Under these conditions, it is very difficult for a Swiss investor to generate decent performance, whether investing in the SMI (filled with international values) or abroad. Even small caps active only on Swiss territory are indirectly affected by the strength of the CHF since many are subcontractors of large exporting companies. A false good idea could be the purchase of a Swiss luxury value, such as Richemont (SWX:CFR). However, its current PER stands at 28.43, the yield is 0.82% and the dividends do not show historical stability. So there is clearly speculation not only on the Swiss franc but also on Swiss stocks that are not very sensitive to its riseAs for Swiss real estate, it is also navigating in a nice bubble, benefiting from historically very low rates and poor stock market performances.

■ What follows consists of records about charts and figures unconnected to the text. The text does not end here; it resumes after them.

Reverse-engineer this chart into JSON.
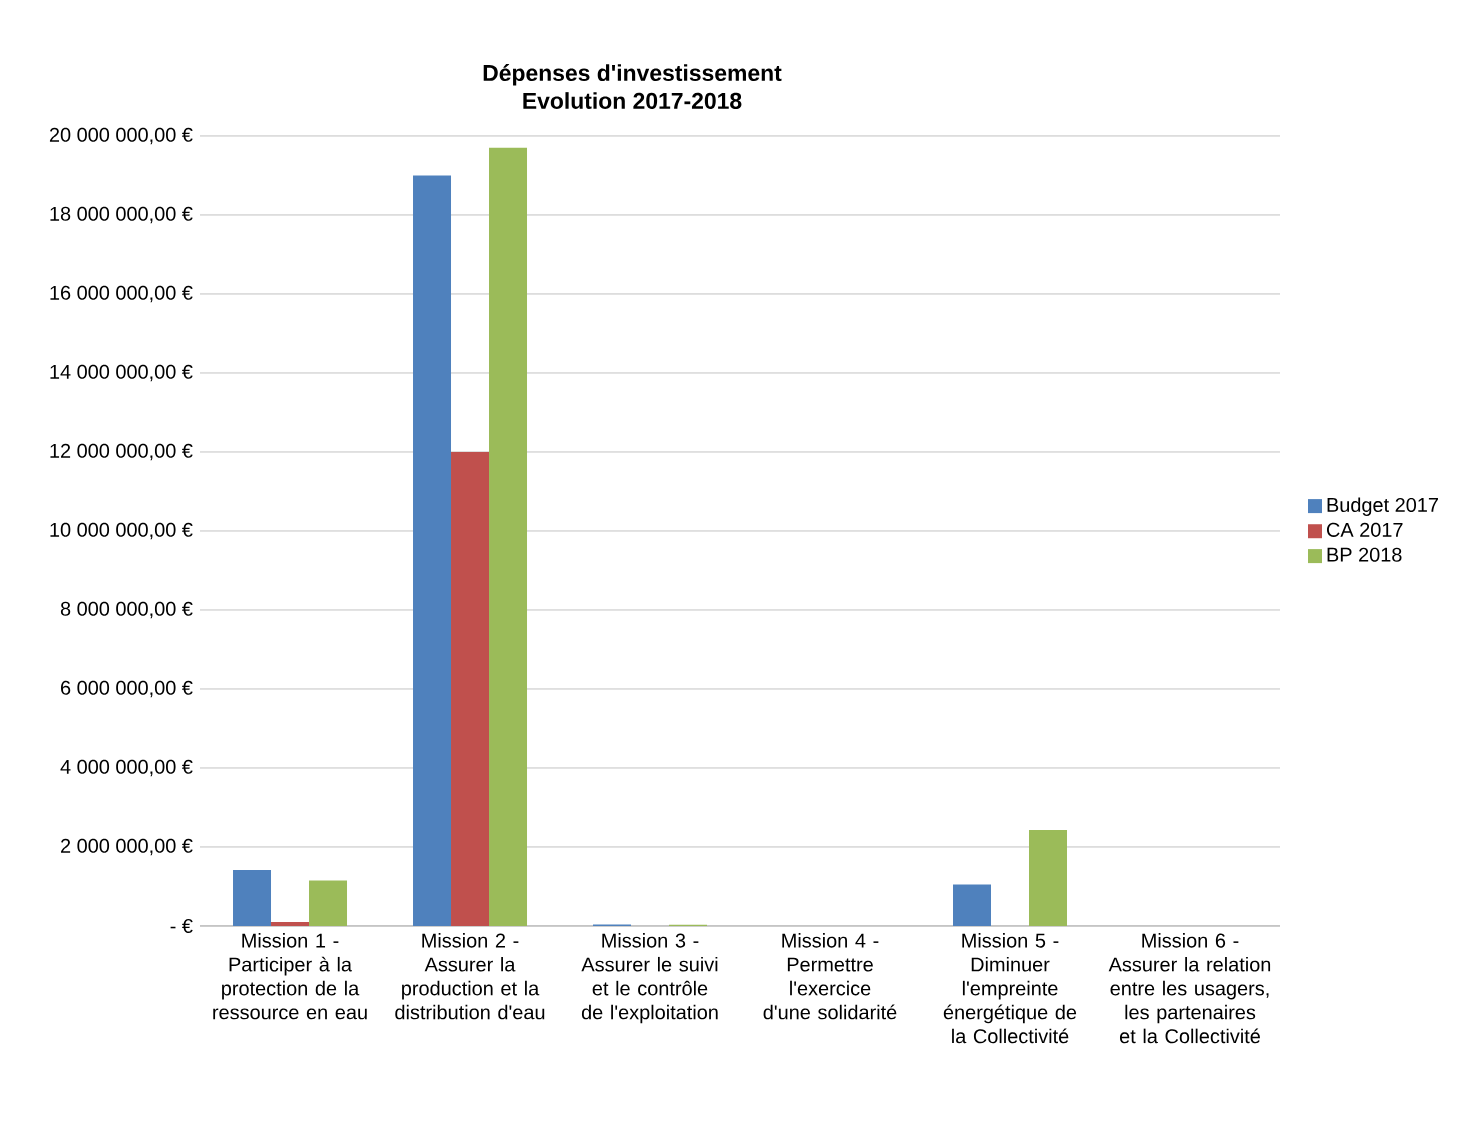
{
  "chart_data": {
    "type": "bar",
    "title": "Dépenses d'investissement",
    "subtitle": "Evolution 2017-2018",
    "categories": [
      "Mission 1 - Participer à la protection de la ressource en eau",
      "Mission 2 - Assurer la production et la distribution d'eau",
      "Mission 3 - Assurer le suivi et le contrôle de l'exploitation",
      "Mission 4 - Permettre l'exercice d'une solidarité",
      "Mission 5 - Diminuer l'empreinte énergétique de la Collectivité",
      "Mission 6 - Assurer la relation entre les usagers, les partenaires et la Collectivité"
    ],
    "series": [
      {
        "name": "Budget 2017",
        "color": "#4f81bd",
        "values": [
          1420000,
          19000000,
          40000,
          null,
          1050000,
          null
        ]
      },
      {
        "name": "CA 2017",
        "color": "#c0504d",
        "values": [
          100000,
          12000000,
          null,
          null,
          null,
          null
        ]
      },
      {
        "name": "BP 2018",
        "color": "#9bbb59",
        "values": [
          1150000,
          19700000,
          30000,
          null,
          2430000,
          null
        ]
      }
    ],
    "ylim": [
      0,
      20000000
    ],
    "yticks": [
      {
        "value": 0,
        "label": "-  €"
      },
      {
        "value": 2000000,
        "label": "2 000 000,00 €"
      },
      {
        "value": 4000000,
        "label": "4 000 000,00 €"
      },
      {
        "value": 6000000,
        "label": "6 000 000,00 €"
      },
      {
        "value": 8000000,
        "label": "8 000 000,00 €"
      },
      {
        "value": 10000000,
        "label": "10 000 000,00 €"
      },
      {
        "value": 12000000,
        "label": "12 000 000,00 €"
      },
      {
        "value": 14000000,
        "label": "14 000 000,00 €"
      },
      {
        "value": 16000000,
        "label": "16 000 000,00 €"
      },
      {
        "value": 18000000,
        "label": "18 000 000,00 €"
      },
      {
        "value": 20000000,
        "label": "20 000 000,00 €"
      }
    ],
    "grid": "y",
    "legend": "right"
  }
}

Finally, all we have to do is arm ourselves with patience and take advantage of this strength of the CHF to buy foreign securities at a good price. This is after all the basis of any long-term value-oriented investment. We also console ourselves by saying that by taking the euro as the reference currency, the performance of our portfolio is better than that of the CAC 40, with less volatility.
Another small source of satisfaction is that we are soon entering a dividend distribution period again, which will increase our passive income. CenturLink, however, announced a dividend that was once again unchanged., at 0.725 USD. As a reminder, this amount has not changed since March 2010. This means that the company only has two distributions left this year to continue 37 consecutive years of dividend increases! With the current distribution ratio at 97.41%, this mission is therefore particularly delicate.